Joon Yau Leong; Paul H. Chung


Transl Androl Urol. 2020;9(1):93-105. 

In This Article

Course and Prognosis

Patients with primary or intraepithelial EMPD have a favorable prognosis, with studies showing that the mortality rates of patients treated adequately for non-invasive disease do not differ significantly from that of the general matched population.[30] Primary disease, though seemingly treatable, has the potential to disseminate and become invasive.[31] Overall mortality rates for the secondary form of EMPD have been reported to be 26–66%, either from metastatic EMPD or from their associated internal malignancies.[19] Moreover, mortality rates were found to be significantly higher in patients with an underlying adnexal carcinoma when compared to those who did not (46% vs. 18%, P<0.05).[12]

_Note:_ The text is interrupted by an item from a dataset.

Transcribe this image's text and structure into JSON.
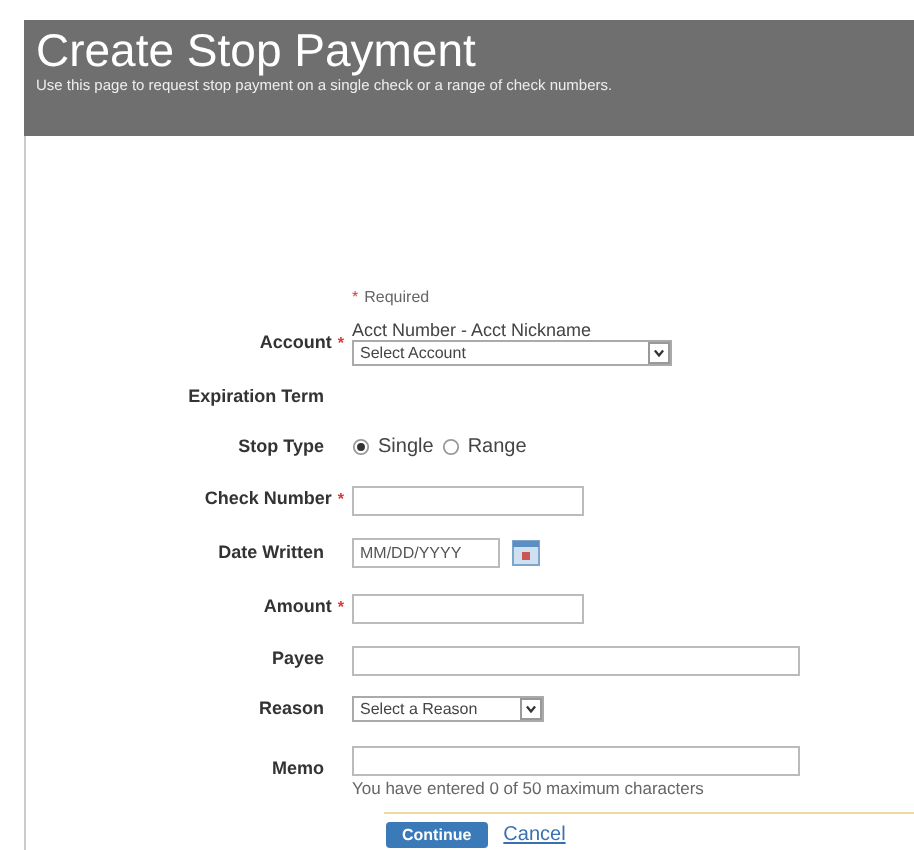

Several factors such as dermal invasion, elevated CEA levels and lymph node metastasis portend a greater risk of adverse prognosis, with the former being the most significant. Hatta found that the 5-year survival rate for patients with deep invasion beneath the reticular dermis was significantly lower than patients with no invasion or with microinvasion to the papillary dermis.[32] Histological assessment is therefore needed for appropriate risk stratification.[33–35] Serum CEA levels have also been associated with predicting systemic metastasis in EMPD patients with a sensitivity of 70% and specificity of 94%.[36] CEA may be used as an indicator to monitor treatment effects and outcomes for EMPD.[37,38] Regional lymph node metastasis has also been shown to significantly affect the prognosis of EMPD. Unfortunately, limited studies have evaluated the utility of lymphadenectomy as a treatment strategy for EMPD.[32,34] Further assessment of lymphadenectomy should be performed before it can be accepted as a standard treatment. Studies have also examined the efficacy of sentinel lymph node biopsy (SLNB) and reported a significant association between SLN positivity and increased dermal invasion rates, lower overall 5-year survival rates, and higher lymphovascular metastatic rates.[39–44] Due to the limited existing data regarding lymphadenectomy, chemotherapy, immunotherapy and radiation therapy in EMPD disease, patients with metastatic disease should be evaluated via a multidisciplinary approach to develop a treatment plan that may maximize outcomes for individual patients.